Mais ce ne fut pas le cas et c'est aussi la raison pour laquelle sont parties, peu de temps après la fumée blanche et à intermittences calculées, des attaques féroces contre le Pape et ses collaborateurs (touchés eux aussi pour mettre le Pape en difficulté); poisons et stratégies destructrices étudiés dans les moindres détails pour blesser le pontificat de Benoît XVI: de «l'affaire de Ratisbonne» à la polémique sur l'utilisation du préservatif; des accusations américaines d'avoir enterré les cas de pédophilie à l'«affaire Williamson», jusqu'au vol de ses documents confidentiels, délit qui a traîné toute l'Eglise dans les troubles de Vatileaks.

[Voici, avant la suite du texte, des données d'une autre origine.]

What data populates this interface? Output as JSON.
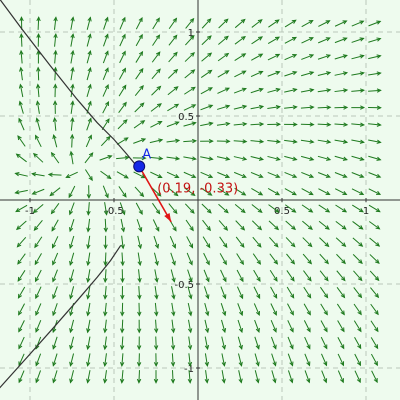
{
  "plot": {
    "xlim": [
      -1.2,
      1.2
    ],
    "ylim": [
      -1.2,
      1.2
    ],
    "grid_step": 0.5,
    "grid": true,
    "colors": {
      "background": "#eefbee",
      "grid": "#b9c7b9",
      "axis": "#333333",
      "field_arrows": "#1e7a1e",
      "curve": "#333333",
      "vector": "#e01515",
      "point_fill": "#1428e6",
      "point_stroke": "#0a0a70",
      "point_label": "#1428e6",
      "vector_label": "#c41212"
    }
  },
  "ticks": {
    "x": [
      {
        "value": -1,
        "label": "-1"
      },
      {
        "value": -0.5,
        "label": "-0.5"
      },
      {
        "value": 0.5,
        "label": "0.5"
      },
      {
        "value": 1,
        "label": "1"
      }
    ],
    "y": [
      {
        "value": 1,
        "label": "1"
      },
      {
        "value": 0.5,
        "label": "0.5"
      },
      {
        "value": -0.5,
        "label": "-0.5"
      },
      {
        "value": -1,
        "label": "-1"
      }
    ]
  },
  "field": {
    "description_function": "(y+x, y-x) sampled",
    "x_range": [
      -1.05,
      1.05
    ],
    "y_range": [
      -1.05,
      1.05
    ],
    "step": 0.1,
    "arrow_length": 0.075
  },
  "point": {
    "label": "A",
    "x": -0.35,
    "y": 0.2
  },
  "vector": {
    "label": "(0.19, -0.33)",
    "dx": 0.19,
    "dy": -0.33
  },
  "curve": {
    "points": [
      [
        -1.22,
        1.25
      ],
      [
        -1.05,
        1.02
      ],
      [
        -0.88,
        0.8
      ],
      [
        -0.72,
        0.6
      ],
      [
        -0.6,
        0.46
      ],
      [
        -0.5,
        0.36
      ],
      [
        -0.43,
        0.28
      ],
      [
        -0.38,
        0.22
      ],
      [
        -0.35,
        0.2
      ]
    ],
    "lower_points": [
      [
        -0.46,
        -0.27
      ],
      [
        -0.52,
        -0.36
      ],
      [
        -0.6,
        -0.46
      ],
      [
        -0.72,
        -0.6
      ],
      [
        -0.86,
        -0.76
      ],
      [
        -1.02,
        -0.94
      ],
      [
        -1.2,
        -1.14
      ],
      [
        -1.3,
        -1.25
      ]
    ]
  }
}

Une saison noire, un hiver sombre que toutefois Ratzinger, aujourd'hui vieux et faible, a réussi à transformer en un printemps. Et c'est ainsi qu'est arrivé François, qui suit le chemin tracé avec précision par son prédécesseur et qui l'enrichit avec son style pastoral sans précédent. Tout cela tout en maintenant une ligne directe avec le «grand-père Benoît», gardant vivante une ligne papale, qui certes n'est pas seulement une simple ligne téléphonique.